Luiz de Oliveira Dias

Luiz de Oliveira Dias*

-Porque lhes dais tanta dor? Porque padecem assim? De Augusto Gil na simplicidade da sua Balada da Neve – “Batem leve, levemente”… – ao ver os pezinhos nus de uma criança marcados na neve do caminho. Crianças a sofrer, as mesmas crianças que Jesus Cristo sentava no seu colo e que Pessoa achava serem o melhor do mundo…

Os noticiários portugueses têm andado cheios de duas histórias muito tristes. Na primeira, uma juíza decidiu que fossem retiradas à mãe e internadas num asilo sete crianças novinhas uma vez que ela não tinha meios para as criar.

Pergunto à Senhora Juíza:

-V. Exª é mãe?

-V. Exª imaginou a dor (e o medo) que sentirá uma criança ao ser afastada da mãe, entulhada num albergue com algumas dezenas de desconhecidas e passar a ser criada por uma funcionária que nem amor e nem sequer amizade sente por ela?

-V. Exª já ouviu falar no princípio da Equidade?

-E não lhe passou pela cabeça que a solução devia passar não por retirar os meninos à mãe mas por dar à mãe meios suficientes para os criar?

A Associação das Mulheres Juízas censurou-a com aspereza e o Tribunal Europeu dos Direitos Humanos condenou-a publicamente.

E o Conselho Superior da Magistratura que irá dizer – e fazer – a esta desumanidade?

Segunda história triste:

Numa pequena praia da Linha do Estoril entre Caxias e Paço de Arcos uma mulher entrou pela água dentro com as suas duas filhinhas – uma de 19 meses e a outra já de quatro aninhos – para morrerem todas afogadas.

Um motorista de táxi que passava alertou as autoridades que encontraram já morta a mais novinha e, dias depois, a de quatro anos. A mãe foi levada inconsciente para o hospital.

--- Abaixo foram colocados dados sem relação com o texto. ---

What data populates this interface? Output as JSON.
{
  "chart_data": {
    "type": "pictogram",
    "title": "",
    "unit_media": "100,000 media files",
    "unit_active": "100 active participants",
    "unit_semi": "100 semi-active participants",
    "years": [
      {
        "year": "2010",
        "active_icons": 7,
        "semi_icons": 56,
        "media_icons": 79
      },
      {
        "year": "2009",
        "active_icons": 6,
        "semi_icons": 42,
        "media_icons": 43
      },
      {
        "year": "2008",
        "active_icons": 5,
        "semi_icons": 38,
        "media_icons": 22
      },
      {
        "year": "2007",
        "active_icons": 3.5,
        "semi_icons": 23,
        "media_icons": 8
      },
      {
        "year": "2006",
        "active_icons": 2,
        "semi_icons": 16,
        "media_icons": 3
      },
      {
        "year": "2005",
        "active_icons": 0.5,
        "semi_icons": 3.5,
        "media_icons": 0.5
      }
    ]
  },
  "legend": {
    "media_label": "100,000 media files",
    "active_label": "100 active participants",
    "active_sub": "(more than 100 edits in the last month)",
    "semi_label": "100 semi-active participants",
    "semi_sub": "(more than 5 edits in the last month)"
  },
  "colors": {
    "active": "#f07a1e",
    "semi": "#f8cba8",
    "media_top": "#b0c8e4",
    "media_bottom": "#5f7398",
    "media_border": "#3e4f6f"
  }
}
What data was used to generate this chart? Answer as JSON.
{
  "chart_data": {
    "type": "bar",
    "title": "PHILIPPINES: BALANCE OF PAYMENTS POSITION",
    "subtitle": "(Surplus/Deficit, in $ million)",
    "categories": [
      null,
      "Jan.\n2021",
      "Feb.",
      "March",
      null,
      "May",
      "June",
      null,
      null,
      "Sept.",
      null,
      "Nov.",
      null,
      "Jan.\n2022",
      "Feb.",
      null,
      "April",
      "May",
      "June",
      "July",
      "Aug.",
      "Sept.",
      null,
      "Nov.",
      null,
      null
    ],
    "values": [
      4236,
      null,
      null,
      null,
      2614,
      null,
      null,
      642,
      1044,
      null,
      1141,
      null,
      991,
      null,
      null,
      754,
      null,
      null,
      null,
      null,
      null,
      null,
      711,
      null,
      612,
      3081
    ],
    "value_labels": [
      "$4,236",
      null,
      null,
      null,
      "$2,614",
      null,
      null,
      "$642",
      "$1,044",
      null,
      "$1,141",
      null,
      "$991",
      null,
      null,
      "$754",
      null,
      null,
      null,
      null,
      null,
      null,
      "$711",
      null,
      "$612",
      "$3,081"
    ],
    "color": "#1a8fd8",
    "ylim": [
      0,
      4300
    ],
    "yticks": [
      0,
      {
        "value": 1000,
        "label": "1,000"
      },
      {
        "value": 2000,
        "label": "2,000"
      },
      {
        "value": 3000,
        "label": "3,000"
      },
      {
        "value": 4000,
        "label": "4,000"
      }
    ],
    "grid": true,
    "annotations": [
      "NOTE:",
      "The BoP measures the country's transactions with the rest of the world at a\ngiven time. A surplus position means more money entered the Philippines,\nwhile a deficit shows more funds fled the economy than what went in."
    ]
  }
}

Entretanto, soube-se pela família e os vizinhos que andava há muito tempo a pedir à Polícia, ao Ministério Público, à Associação para o Apoio à Vítima e aos Serviços Sociais que a ajudassem a libertar-se do monstro com quem vivia que, não contente com desfazê-la todos os dias à pancada, ainda violava a menina mais velha. Em vão. Todas estas entidades se refugiaram atrás das barreiras dos prazos das suas burocracias e a “besta” continuou impune a torturar à vontade a mulher e as suas filhas.

Até que uma noite, vendo-se totalmente abandonada e sem apoios para se libertar, quase demente, achou que só a morte poderia livrá-las de tantas brutalidades e meteu-se à água abraçada às suas meninas.

Finalmente, a polícia apareceu. E quando no hospital a pobre mulher recuperou os sentidos, deu-lhe vós de prisão por homicídio premeditado. Perante a evidência dos factos, o Juiz mandou-a  dois anos para a cadeia onde está em tratamento psiquiátrico.

Não pergunto a este magistrado, porque ele não sabe responder. Mas, terá sido ela, obviamente enlouquecida, a culpada ou as autoridades que, em devido tempo, lhe recusaram ajuda?

E ainda mais histórias tristes, como estas, nas grandes cidades como quando, à meia-noite, um casal saiu de casa para ir jogar num casino deixando a sua filha de 5 anos em casa sozinha. Esta, ao debruçar-se da varanda para ver se os pais chegavam, caiu do 21° andar.

 

***

Entretanto, em Macau (cidade abençoada por Deus mas também pelo demónio), uma mulher atirou para o caixote do lixo uma recém nascida ainda viva que só foi encontrada no dia seguinte pela mulher da limpeza. Naturalmente, a mãe foi imediatamente presa.

E a menina? Quem tomará conta dela? O Menino Jesus, seu grande amiguinho, vai ajudá-la a sorrir.